Please read this comment from Stan Garfield first:
Harold, that article appears to have been written using GenAI, with multiple errors. Here is one example (since corrected after I wrote to the author), that related to you:
“Meena Arivanantham is a knowledge management specialist at the United Nations Development Programme and one of the most experienced practitioners of knowledge management in international development contexts. She presented at the SIKM Leaders Community in May 2024 on sense-making in complexity, demonstrating the application of KM principles to the particularly challenging environment of large multilateral organisations working across dozens of national contexts simultaneously.”
Her correct name is Meena Arivananthan (not Arivanantham), she is not at UNDP, and she never presented to the SIKM Leaders Community. A GenAI tool seems to have partially taken this from the title of your February 2024 SIKM presentation on Sensemaking in Complexity.
Meena and Bruce Boyes pointed out errors by replying to the LinkedIn post linking to the article, as did I.
See the comments below.
A lengthy article on organizational knowledge and the people in the field highlights a number of common mistakes, all of which I have witnessed in my almost three decades of professional practice.
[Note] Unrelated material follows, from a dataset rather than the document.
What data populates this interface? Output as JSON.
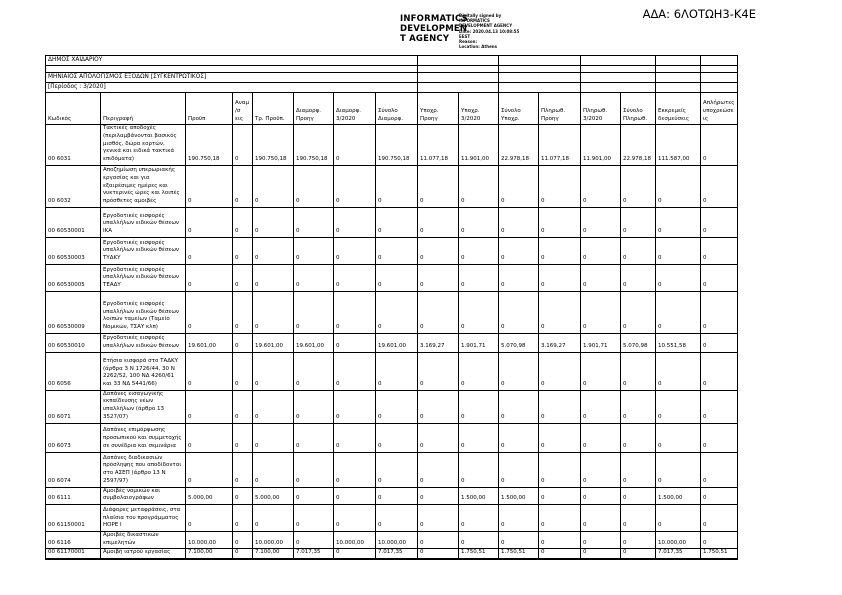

- Treating organizational knowledge as an IT problem. This is evident in the budget for the technology purchase compared to human implementation. The latter often has no budget.
- Focusing on explicit knowledge and ignoring tacit knowledge. This often comes in the form of offering a training course to cover the new knowledge of a system with no thought to helping people discuss how they will use the new system.
- Ignoring the need for trust in order to share knowledge. As I have noted for years, knowledge flows at the speed of trust. No imposed system will generate trust.
- Launching a KM initiative without visible leadership support. I have often seen organizational knowledge initiatives launched for the good of employees but with no engagement by executives. The lack of leadership by example dooms the project.
- Underestimating the knowledge loss that happens during workforce transitions. With knowledge loss not evident in the next fiscal quarter, executives often ignore its impact.